Alexandria Racing Pigeon Club ( A little long )
Alex Racing Pigeon Club ( not as bad )
Center Racing Pigeon Club
La Center Racing Pigeon Club 
Center Of La Racing Pigeon Club
Mid State Racing Pigeon Club ( But we have a lot of Mid State stuff around )
Heart of La Racing Pigeon Club
Heart of Louisiana Racing Pigeon Club ( A little long too )


----------



## SmithFamilyLoft (Nov 22, 2004)

King James said:


> Hey ya'll, I would like some input on a New Racing Pigeon Club name. I want a all new name. I think the old club was Cenla Racing Pigeon Club.
> Me and the others all live around Alexandria,Louisiana. That is center of the State. I have thought of some but they just don't stand out or what ever.
> Here is what I have come up with so for.
> 
> ...


 ARPC works for me, as far as a name. But the people who must decide are your club members. 

Rather then investing a bunch of time fussing over a name, I would be investing my time figuring out all the other details needed to insure a growing club. What programs or policies will be in place to gain new members ? When is your next meeting, what is being planned to insure it will be worth attending ? What are you doing to grow your club ? What plans are in place to deal with helping the new members once they join ? etc. etc.


----------



## King James (May 18, 2008)

Yeah that stuff is good points and is being worked on. The Club will Vote on a name. Just wanted to know yall's thoughts on the ones I came up with.
THANKS for the input......


----------



## SmithFamilyLoft (Nov 22, 2004)

King James said:


> Yeah that stuff is good points and is being worked on. The Club will Vote on a name. Just wanted to know yall's thoughts on the ones I came up with.
> THANKS for the input......


Well.....to answer your question directly. I would select a name which best fits the wide Geographic area the majority of your members are near. Thus our club's name is *YORK* Racing Pigeon Club. Which is the name of a major city, in our County, in which two of us live in, but it also is the name of our County. In which all are members reside. This name also seperates us from another clubs, which adopted the name of their major town, called *Red Lion* Pigeon Club, then there is *Harrisburg*, *Hanover* Club, etc. 
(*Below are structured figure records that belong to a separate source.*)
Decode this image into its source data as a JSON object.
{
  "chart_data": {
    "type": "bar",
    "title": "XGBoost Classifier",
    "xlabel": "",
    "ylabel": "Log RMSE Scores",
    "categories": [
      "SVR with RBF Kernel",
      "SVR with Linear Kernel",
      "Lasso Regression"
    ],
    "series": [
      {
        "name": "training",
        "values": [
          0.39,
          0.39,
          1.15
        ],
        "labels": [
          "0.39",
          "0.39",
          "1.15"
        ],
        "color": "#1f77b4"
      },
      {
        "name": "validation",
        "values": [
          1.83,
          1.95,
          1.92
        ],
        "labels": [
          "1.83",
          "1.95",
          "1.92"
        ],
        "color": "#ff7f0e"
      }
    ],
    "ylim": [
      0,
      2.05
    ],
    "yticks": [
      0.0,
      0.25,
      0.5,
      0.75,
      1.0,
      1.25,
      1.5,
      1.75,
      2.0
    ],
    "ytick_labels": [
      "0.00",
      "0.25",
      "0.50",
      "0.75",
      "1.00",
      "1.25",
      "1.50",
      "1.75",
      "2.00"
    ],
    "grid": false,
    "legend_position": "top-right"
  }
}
So, in your case, it appears that Alexandria Racing Pigeon Club, best describes your general location. Where as names such as :

Center Racing Pigeon Club
La Center Racing Pigeon Club 
Center Of La Racing Pigeon Club
Mid State Racing Pigeon Club ( But we have a lot of Mid State stuff around )
Heart of La Racing Pigeon Club
Heart of Louisiana Racing Pigeon Club

Tells me nothing as to where you are really located. This will mean something in the future when possible members attempt to locate a local pigeon racing organization.


----------



## King James (May 18, 2008)

Nicely put.Thanks


----------



## hillfamilyloft (Jun 22, 2005)

How about the:

Ragin' Cagin' RPC. I do not know if I spelled that right. Might be with a J, but you get my point. I know my LA relatives would like the name. 

Randy


----------



## sky tx (Mar 1, 2005)

The lenght of the name is no problem-Its for records only-But it should have Alexandria La.-Whats going to be the letters on your bands?


----------



## JRNY (Nov 17, 2009)

ALO. Racing Pigeon Club.


----------



## MaryOfExeter (Sep 30, 2007)

I like ARPC personally.

And another good thing about that, is neither the IF or the AU are already making bands with those initials  So you won't have to worry about putting a different set of letters on the band.

With whatever name you choose, as far as the band letters go, you can always take out the R or P. Like our club is called Tarheel Racing Pigeon Club. But our initials are just TRC.


----------



## george simon (Feb 28, 2006)

*Cajun*



hillfamilyloft said:


> How about the:
> 
> Ragin' Cagin' RPC. I do not know if I spelled that right. Might be with a J, but you get my point. I know my LA relatives would like the name.
> 
> Randy


*Hi Randy, I like the,CAJUN thing I was thinking Cajun Racers Club. The bands would be CRC.But after seeing the name that you came up with I like that too, their bands could be RCR *GEORGE


----------